DUA puluh satu tahun yang lalu, bangsa ini membuka jalan baru bagi perwakilan daerah melalui amandemen konstitusi.
Lahir satu lembaga yang kita namai Dewan Perwakilan Daerah (DPD), yang dimaksudkan menjadi suara wilayah dalam arsitektur republik yang luas, majemuk, dan berlapis.
Namun, setelah dua dekade, janji itu belum sepenuhnya menjelma. DPD hadir sebagai institusi dengan legitimasi langsung dari rakyat daerah, tetapi pengaruhnya sering tak sebanding dengan mandat konstitusionalnya.
Seperti rumah besar yang punya banyak pintu, tapi beberapa ruang penting tetap terkunci rapat.
Ketika jurang pembangunan antarwilayah menganga, ketika sengketa sumber daya pecah di banyak tempat, dan ketika ketidaksetaraan fiskal terasa di pelosok negeri, pertanyaan itu kembali menggugah: apakah negara ini sungguh mendengar wilayah, atau hanya memintanya diam dalam sopan santun demokrasi?
Penguatan DPD hari ini bukan sekadar agenda teknis. Ia agenda keadilan republik. Agenda pemenuhan janji yang pernah kita ucapkan bersama.

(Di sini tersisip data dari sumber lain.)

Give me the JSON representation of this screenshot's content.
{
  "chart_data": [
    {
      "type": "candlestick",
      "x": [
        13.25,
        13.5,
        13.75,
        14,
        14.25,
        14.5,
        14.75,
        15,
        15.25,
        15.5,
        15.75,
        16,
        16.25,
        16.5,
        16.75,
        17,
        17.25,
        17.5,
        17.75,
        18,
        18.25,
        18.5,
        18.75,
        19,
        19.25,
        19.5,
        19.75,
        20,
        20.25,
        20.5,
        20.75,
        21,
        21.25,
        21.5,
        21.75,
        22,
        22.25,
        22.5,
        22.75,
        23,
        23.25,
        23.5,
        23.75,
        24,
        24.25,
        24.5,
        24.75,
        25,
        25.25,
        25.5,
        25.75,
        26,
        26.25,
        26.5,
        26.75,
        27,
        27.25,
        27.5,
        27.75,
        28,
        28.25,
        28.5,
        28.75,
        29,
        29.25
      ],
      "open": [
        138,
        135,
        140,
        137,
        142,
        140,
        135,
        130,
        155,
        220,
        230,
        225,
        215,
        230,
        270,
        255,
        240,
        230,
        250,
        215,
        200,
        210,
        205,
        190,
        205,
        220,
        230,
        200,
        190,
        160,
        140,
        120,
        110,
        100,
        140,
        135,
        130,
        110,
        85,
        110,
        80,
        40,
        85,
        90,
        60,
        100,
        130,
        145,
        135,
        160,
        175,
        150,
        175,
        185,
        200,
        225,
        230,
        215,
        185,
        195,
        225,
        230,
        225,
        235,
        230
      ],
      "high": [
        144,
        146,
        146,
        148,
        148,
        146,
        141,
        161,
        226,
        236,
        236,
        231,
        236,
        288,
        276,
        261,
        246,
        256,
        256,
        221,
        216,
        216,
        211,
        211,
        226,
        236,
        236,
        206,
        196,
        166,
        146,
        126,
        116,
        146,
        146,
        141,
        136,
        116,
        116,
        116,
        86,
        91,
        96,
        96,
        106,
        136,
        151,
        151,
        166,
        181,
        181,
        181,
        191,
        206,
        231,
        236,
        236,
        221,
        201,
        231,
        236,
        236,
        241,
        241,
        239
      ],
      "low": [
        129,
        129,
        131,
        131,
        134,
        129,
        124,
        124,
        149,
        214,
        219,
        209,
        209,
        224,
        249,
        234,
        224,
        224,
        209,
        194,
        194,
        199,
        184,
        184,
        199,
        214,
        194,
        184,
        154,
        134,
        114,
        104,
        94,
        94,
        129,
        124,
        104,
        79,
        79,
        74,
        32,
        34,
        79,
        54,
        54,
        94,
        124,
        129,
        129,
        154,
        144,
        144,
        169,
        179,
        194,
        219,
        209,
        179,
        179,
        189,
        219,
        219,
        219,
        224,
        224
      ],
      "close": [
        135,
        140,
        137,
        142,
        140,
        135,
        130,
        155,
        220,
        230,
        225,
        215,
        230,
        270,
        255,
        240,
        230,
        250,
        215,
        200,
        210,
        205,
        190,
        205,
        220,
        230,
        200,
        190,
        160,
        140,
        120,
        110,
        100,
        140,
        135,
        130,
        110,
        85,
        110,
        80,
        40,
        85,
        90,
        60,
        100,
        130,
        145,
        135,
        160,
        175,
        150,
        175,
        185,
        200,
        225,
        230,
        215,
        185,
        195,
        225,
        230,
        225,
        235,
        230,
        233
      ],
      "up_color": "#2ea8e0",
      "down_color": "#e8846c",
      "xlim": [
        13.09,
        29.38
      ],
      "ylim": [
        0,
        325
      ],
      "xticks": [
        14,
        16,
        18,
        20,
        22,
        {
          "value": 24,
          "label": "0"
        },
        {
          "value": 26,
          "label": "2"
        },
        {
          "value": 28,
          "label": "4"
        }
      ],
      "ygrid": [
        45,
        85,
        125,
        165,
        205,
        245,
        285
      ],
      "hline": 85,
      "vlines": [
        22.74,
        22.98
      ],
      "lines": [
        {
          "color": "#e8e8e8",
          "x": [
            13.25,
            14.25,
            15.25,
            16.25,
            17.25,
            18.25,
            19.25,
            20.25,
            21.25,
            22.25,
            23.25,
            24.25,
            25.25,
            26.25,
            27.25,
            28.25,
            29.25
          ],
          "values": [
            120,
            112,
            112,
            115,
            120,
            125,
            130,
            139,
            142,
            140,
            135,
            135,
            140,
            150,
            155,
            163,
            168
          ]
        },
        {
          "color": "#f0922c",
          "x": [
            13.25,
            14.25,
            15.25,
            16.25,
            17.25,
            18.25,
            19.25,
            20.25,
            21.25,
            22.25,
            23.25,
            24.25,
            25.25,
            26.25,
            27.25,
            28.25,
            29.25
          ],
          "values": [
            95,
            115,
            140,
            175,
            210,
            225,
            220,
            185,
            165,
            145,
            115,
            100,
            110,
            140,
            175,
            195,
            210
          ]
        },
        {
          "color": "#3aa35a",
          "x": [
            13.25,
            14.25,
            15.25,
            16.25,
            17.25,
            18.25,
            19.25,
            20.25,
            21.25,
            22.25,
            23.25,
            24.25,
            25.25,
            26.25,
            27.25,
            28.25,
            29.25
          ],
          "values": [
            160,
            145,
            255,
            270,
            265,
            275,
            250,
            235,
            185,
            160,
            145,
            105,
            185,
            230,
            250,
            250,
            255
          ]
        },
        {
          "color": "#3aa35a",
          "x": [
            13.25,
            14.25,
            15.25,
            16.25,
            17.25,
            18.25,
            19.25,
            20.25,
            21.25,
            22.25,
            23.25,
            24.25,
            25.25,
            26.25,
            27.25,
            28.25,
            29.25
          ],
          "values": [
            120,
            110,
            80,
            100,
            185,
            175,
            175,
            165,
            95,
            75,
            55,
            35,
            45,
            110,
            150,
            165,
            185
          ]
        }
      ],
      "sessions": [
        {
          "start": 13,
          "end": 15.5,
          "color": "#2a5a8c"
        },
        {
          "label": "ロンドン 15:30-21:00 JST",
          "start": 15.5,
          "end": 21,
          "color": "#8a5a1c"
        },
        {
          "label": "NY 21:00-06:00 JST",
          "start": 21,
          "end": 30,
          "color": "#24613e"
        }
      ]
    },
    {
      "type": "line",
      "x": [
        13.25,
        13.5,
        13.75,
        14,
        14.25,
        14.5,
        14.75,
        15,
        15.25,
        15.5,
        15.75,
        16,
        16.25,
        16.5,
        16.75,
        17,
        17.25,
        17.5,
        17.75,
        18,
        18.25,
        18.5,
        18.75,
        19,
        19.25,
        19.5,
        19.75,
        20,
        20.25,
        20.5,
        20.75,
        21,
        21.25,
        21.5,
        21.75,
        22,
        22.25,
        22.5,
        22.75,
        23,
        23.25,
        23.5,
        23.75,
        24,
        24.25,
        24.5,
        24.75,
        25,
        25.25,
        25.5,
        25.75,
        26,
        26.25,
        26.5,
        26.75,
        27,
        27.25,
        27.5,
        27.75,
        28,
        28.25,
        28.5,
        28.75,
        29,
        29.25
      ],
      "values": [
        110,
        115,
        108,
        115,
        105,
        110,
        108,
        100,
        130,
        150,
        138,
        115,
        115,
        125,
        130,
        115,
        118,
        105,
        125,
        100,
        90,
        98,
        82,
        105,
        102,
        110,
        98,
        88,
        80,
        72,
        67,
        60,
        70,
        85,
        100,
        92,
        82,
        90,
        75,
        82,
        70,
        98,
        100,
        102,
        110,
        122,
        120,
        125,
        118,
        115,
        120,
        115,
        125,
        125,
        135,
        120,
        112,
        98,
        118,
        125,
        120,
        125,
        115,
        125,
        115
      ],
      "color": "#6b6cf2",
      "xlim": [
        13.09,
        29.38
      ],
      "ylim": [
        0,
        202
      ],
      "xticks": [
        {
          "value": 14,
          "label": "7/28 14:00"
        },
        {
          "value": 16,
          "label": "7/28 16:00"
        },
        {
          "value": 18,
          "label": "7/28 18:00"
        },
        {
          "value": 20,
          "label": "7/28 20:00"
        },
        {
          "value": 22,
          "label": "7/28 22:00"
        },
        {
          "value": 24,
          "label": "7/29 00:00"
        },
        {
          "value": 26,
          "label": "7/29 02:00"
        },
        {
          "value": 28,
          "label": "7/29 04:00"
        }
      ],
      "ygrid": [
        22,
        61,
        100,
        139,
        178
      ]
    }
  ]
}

Konstitusi telah memberi arah. Pasal 22D UUD 1945 menyebut DPD dapat mengajukan dan ikut membahas RUU terkait otonomi daerah, hubungan pusat-daerah, keuangan daerah, dan sumber daya alam.
Baca juga: Projo di antara Kultus Jokowi dan Kekuasaan Prabowo
Namun, tafsir politik melalui UU MD3 mereduksinya menjadi pemberi pandangan, bukan pengambil bagian yang menentukan.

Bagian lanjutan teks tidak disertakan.